Back in the late 2000s, the Jonas Brothers were every 11-year-old girl’s picture of the wholesome boys next door who could do no wrong. The trio still maintains this persona almost a decade later, but both the Jonas Brothers and their fans had to grow up eventually.
When the music video for “Sucker” first released in February, fans everywhere were excited for this new era of the Jonas Brothers’ reign all over again — the new additions of Sophie Turner and Priyanka Chopra seemed only to add all the more flair to the grandiose Hollywood family. The music video is flashy and regal at face value, but it all just screams one sentiment: We are famous, and we have money!
To be fair, yes, the Jonas Brothers are on an otherworldly level of fame, and they probably do have enough money to pay the tuition of half the UC Berkeley freshman class. The problem with the music video is that it reads less like a fun piece of art to accompany a catchy song and more like a commercial for “Keeping Up With The Jonases.”
The video for “Cool” was released soon after the one accompanying “Sucker,” and it follows exactly the same theme. Bright colors and clean-cut wardrobes appear once again, but this time, instead of paying homage to the new Jonas wives, we see Nick singing about how cool he is as he dances between rows of women and sports cars. All right, we get it, you’re rich. Back in the day, the Jonas Brothers’ lyrics used to be fun and relatable, about keeping it real and BBing Good. But now, this “When I grow up, I want to be just like me” business is not what most 20-somethings who listened to the band in middle school are feeling now — and certainly not those of us struggling through exams season.
In the videos for both “Sucker” and “Cool,” the boys can be seen pouring alcohol with zoomed-in labels and excessively spraying cologne held up to the camera blatantly — it’s obvious they’re not hiding the commercial vein of their new era. While past music videos were more childlike and focused on their relationship as brothers, the new videos are more about branding and less about them as artists.

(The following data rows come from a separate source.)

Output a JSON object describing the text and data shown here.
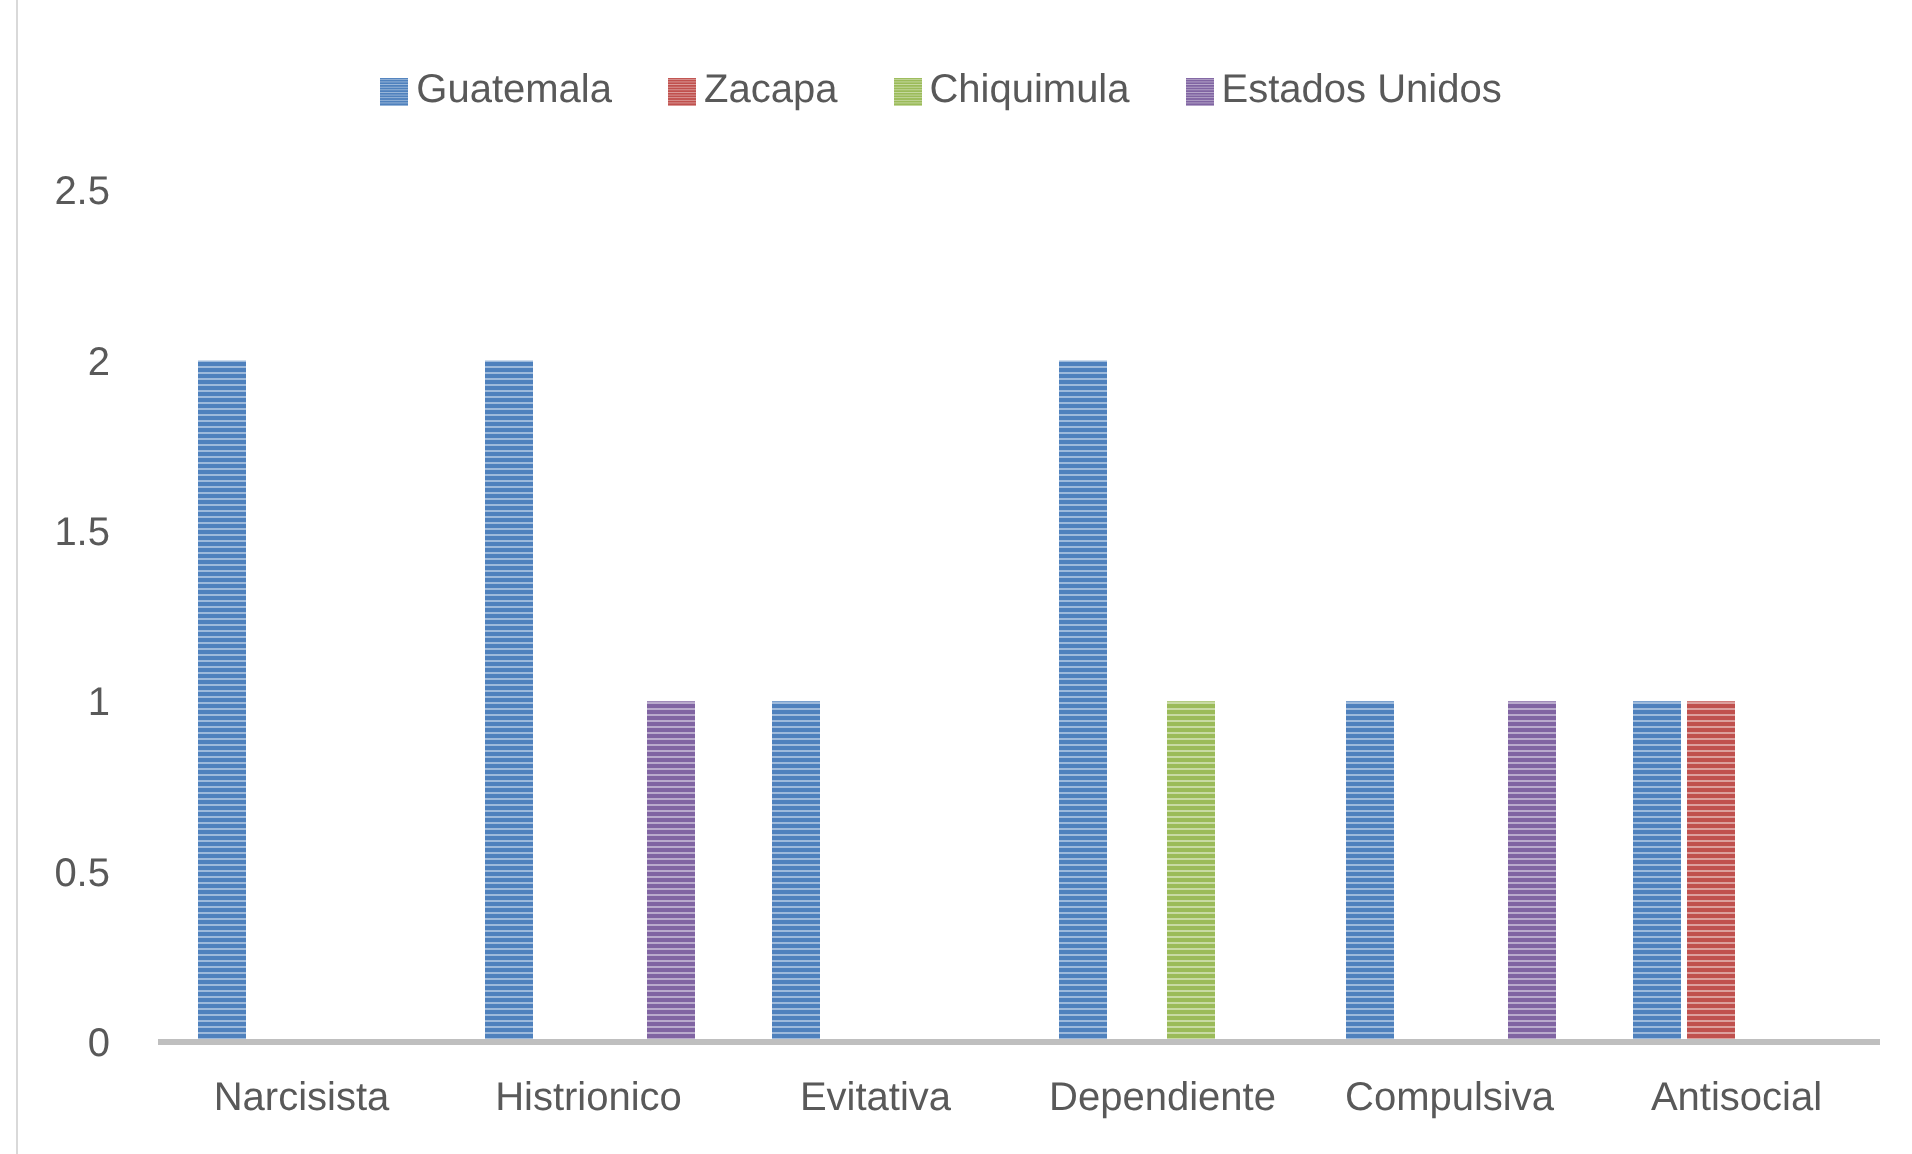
{
  "chart_data": {
    "type": "bar",
    "categories": [
      "Narcisista",
      "Histrionico",
      "Evitativa",
      "Dependiente",
      "Compulsiva",
      "Antisocial"
    ],
    "series": [
      {
        "name": "Guatemala",
        "color": "#4f81bd",
        "values": [
          2,
          2,
          1,
          2,
          1,
          1
        ]
      },
      {
        "name": "Zacapa",
        "color": "#c0504d",
        "values": [
          null,
          null,
          null,
          null,
          null,
          1
        ]
      },
      {
        "name": "Chiquimula",
        "color": "#9bbb59",
        "values": [
          null,
          null,
          null,
          1,
          null,
          null
        ]
      },
      {
        "name": "Estados Unidos",
        "color": "#8064a2",
        "values": [
          null,
          1,
          null,
          null,
          1,
          null
        ]
      }
    ],
    "ylim": [
      0,
      2.5
    ],
    "yticks": [
      0,
      0.5,
      1,
      1.5,
      2,
      2.5
    ],
    "legend": "top"
  }
}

Now, let’s talk about their upcoming tour, the “Happiness Begins Tour.” No one’s happiness is beginning with these ticket prices. The Jonas Brothers’ OG fanbase is currently made up of young adults — you can bet no one is happy paying $150 for mediocre seats in the arena when there are groceries and rent to pay for.
Sure, the Jonas Brothers are probably big enough to get away with that kind of pricing. If people are unable to drop $150 on one night, however, how could the band claim to be supporting its fans? Somebody has to pay for all three days of Nick Jonas and Chopra’s weddings, I suppose.
Additionally, the new sound of their music is basically a revival of DNCE, the band Joe Jonas helped to create after the Jonas Brothers initially broke up. DNCE holds the same power-pop vibe that all of the new Jonas Brothers songs claim. Before their return, the Jonas Brothers always kept fans on their toes for when the next genre bend was coming, mixing rock, big band and even funky pop undertones in their music. Of course the new full album may present a less predictable tone, but for now, it seems like we can expect even more formulaic Top-40s pop hits.
The Jonas Brothers used to be admired for their humility, dedication to their fans and down-to-earth spirits, but now fans are stuck trying to guess when the next round of product placement is going to sneak its way into another self-absorbed music video.
It’s obvious that the New Jersey boys have grown up, no longer maintaining the wholesome Disney image they knew for so long. Despite the issues mentioned, are dedicated fans still going to try to make their way into the venue for the new tour? Absolutely.
There are much bigger things to worry about than whether or not the Jonas Brothers’ comeback is following how teenage fans might have imagined it would go. But there’s still a lot to be said about watching your childhood idols grow up — sometimes, they don’t end up to be as cool as you thought they would be.